Lee wrote the lyrics for “These Two Hands,” a BoDeans-esque alt-country song, back then as well, but it wasn’t finished until Lee and Nelson got together with The Receders.

“(The CD) was long overdue, there’s no question about it. I feel good to have finally made that statement,” Nelson said.

Putting the band together

The Receders started with Nelson, Graham and Hatling who put the band together in 1993. This is the third inception of the band, but the name has always stuck.

“We were already past our primes, supposedly, if you’re going to do anything musically,” Hatling said. “So the name was a bit of a parody.

Hatling made the move to playing rock after playing jazz drums for years with the group Jazz One that toured Europe.

“I had just gotten kind of burnt out on playing jazz,” he said.

Graham came on board to play bass through a work connection with Hatling.

Lee remembers getting musically involved with Nelson after taking a few years off from playing. He toured internationally during the 1980s with the Minneapolis group Livingston Fury on the USO tour.

“I remember a drummer at that time, he knew Pete and we got to talking about music and he said, ‘Hey we’d like to put a band together. Do you want to come over to Pete’s house and jam with us?’” Lee recalled.

“It sounds like we were 16. ‘Hey, Pete’s putting a band together.’”

The Receders’ first show together was at the Chief Wenonga Days summer celebration in Battle Lake, which has become an annual tradition.

They started working original music into their sets about six years ago, beginning with the song “One Night Stand.”

Looking ahead

“One Night Stand” was a project years in the making, but seeds of a follow-up CD already have been planted.

“We definitely do have interests that way, but I think it’s still way too early to start thinking about another CD,” Hatling said. “We’ll see how this one goes first.”

With families and day jobs, The Receders play out about once a month at area bars, nightclubs and street dances.
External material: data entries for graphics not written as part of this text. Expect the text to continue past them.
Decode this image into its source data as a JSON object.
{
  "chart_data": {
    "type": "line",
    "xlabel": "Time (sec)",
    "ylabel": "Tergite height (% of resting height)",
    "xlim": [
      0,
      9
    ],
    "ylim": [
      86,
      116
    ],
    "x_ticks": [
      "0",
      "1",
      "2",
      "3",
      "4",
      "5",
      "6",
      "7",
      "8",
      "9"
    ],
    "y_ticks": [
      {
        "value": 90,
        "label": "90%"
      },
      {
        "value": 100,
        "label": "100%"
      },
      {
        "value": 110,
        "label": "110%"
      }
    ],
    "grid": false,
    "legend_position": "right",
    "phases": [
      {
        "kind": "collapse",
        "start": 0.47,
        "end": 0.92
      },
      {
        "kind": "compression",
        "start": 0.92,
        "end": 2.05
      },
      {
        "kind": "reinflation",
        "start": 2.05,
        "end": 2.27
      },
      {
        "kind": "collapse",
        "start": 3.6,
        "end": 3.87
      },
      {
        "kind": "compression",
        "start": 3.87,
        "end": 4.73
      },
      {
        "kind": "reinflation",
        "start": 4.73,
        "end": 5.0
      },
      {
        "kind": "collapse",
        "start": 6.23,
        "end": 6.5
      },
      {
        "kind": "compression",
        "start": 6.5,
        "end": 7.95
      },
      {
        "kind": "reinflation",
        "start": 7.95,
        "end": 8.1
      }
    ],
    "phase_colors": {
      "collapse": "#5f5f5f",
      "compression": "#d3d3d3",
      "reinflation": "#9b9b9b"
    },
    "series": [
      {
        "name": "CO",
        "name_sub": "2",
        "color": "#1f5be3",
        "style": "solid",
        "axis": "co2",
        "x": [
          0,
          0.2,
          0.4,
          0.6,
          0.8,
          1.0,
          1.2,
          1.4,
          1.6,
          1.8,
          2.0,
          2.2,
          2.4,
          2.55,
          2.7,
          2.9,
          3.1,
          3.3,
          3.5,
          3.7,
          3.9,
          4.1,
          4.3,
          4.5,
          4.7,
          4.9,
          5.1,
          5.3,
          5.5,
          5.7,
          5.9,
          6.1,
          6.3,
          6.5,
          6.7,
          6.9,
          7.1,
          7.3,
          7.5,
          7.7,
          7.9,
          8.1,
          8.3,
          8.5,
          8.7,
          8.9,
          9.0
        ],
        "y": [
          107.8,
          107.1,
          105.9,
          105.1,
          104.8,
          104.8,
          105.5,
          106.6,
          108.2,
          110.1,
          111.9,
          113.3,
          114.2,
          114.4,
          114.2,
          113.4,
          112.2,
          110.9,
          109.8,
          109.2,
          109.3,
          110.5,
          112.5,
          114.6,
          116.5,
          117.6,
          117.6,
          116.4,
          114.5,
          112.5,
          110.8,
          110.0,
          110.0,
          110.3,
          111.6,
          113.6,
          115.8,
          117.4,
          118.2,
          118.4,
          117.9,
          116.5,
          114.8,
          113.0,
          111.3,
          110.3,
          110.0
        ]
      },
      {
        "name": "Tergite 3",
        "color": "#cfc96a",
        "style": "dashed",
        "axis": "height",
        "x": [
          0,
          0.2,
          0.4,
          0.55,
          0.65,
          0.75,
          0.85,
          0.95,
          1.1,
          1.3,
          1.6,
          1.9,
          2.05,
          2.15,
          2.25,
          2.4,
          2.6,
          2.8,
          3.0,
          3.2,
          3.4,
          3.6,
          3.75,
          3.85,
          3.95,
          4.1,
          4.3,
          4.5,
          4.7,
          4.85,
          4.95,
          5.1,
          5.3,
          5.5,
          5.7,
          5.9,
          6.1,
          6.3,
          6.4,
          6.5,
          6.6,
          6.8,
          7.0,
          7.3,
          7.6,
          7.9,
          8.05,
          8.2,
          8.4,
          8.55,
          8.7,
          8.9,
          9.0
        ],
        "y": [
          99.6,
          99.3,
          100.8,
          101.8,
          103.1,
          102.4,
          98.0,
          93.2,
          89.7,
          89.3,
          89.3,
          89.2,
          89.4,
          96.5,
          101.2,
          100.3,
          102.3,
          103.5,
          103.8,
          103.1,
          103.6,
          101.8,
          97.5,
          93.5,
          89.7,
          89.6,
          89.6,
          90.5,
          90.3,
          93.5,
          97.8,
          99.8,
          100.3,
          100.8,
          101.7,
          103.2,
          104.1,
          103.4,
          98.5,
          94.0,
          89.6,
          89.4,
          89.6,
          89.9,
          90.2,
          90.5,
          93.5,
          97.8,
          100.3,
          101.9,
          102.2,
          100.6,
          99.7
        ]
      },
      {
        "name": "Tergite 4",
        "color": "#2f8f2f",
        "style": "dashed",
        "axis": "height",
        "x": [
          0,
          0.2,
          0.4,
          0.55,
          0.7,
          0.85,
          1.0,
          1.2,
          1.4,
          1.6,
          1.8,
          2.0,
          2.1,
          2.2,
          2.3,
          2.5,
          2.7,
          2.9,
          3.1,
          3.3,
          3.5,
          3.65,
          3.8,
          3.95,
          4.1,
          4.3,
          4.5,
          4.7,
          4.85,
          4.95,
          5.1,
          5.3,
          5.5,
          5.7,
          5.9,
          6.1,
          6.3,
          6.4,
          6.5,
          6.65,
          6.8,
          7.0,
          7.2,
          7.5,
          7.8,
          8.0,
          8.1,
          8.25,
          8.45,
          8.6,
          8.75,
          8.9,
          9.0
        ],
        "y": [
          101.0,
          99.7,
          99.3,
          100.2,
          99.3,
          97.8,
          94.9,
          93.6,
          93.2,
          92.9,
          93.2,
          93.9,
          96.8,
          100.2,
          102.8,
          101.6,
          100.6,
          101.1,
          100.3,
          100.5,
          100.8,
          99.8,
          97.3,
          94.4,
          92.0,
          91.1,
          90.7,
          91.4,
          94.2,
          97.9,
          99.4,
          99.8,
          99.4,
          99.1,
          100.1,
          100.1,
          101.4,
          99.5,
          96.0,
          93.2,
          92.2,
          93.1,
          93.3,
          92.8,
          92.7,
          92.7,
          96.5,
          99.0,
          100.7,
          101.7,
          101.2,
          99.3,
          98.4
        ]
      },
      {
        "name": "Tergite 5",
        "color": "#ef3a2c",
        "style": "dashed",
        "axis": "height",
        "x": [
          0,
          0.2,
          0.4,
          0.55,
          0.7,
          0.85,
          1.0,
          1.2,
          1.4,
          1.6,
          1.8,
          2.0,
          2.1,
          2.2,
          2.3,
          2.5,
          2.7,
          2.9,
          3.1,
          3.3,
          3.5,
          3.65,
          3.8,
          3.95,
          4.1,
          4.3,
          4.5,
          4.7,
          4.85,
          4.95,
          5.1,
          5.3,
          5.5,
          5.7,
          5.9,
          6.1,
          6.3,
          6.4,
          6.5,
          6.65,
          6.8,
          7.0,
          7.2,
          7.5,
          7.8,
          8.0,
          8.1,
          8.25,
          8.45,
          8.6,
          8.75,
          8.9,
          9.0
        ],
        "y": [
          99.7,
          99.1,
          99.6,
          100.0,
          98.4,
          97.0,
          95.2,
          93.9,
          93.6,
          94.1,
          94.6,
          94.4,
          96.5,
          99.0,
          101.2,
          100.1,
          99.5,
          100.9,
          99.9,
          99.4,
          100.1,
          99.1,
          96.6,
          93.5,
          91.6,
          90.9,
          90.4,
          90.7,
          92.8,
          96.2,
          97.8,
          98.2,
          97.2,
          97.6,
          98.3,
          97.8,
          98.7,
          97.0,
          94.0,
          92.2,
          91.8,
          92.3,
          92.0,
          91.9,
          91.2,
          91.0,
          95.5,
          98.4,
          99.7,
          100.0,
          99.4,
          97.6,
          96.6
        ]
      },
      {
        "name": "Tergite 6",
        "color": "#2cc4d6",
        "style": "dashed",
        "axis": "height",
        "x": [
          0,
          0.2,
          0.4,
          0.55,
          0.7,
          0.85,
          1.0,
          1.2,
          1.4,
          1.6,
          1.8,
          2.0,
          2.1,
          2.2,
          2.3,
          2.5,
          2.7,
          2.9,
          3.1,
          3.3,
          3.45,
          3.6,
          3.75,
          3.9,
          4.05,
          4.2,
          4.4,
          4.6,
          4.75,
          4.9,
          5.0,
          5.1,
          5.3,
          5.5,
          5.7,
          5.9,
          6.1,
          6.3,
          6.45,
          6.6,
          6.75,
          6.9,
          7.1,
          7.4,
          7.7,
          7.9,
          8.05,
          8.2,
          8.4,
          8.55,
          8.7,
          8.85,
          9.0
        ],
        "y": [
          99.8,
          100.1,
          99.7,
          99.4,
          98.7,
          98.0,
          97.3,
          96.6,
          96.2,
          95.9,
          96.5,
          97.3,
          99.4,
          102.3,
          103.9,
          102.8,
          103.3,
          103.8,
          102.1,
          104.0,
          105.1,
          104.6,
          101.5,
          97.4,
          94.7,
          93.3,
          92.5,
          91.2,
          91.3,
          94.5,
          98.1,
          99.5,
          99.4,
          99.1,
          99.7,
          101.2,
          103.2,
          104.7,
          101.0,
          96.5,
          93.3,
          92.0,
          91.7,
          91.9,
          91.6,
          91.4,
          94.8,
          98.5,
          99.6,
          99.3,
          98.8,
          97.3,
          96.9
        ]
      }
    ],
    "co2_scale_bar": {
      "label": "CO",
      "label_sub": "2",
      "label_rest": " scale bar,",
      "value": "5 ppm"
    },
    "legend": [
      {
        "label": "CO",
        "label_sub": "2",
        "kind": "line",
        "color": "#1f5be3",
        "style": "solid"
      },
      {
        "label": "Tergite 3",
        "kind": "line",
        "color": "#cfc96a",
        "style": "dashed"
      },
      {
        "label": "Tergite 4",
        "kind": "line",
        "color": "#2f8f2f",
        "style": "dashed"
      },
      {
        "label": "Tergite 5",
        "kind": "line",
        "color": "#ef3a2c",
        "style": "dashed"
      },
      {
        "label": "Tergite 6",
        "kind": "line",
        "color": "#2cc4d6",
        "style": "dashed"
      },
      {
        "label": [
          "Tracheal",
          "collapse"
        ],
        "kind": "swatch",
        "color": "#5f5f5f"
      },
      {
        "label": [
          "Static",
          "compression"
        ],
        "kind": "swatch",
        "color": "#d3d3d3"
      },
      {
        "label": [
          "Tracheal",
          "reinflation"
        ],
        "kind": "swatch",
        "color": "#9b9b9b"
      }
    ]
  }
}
Not having a constant weekly gigging schedule keeps the members hungry for the next show.

“Sometimes you lug all your gear into a place and play for the night and then it’s 2 o’clock in the morning and you look at your pile of gear and you go, ‘Oh crap. I’m too old for this.’ If we played every weekend, we’d be burned out,” Lee said.

The Receders sets consist largely of cover songs, but the band plans to start spotlighting its original music more. By the crowd’s response to the originals at Pioneer Place, that’s just fine with the listeners.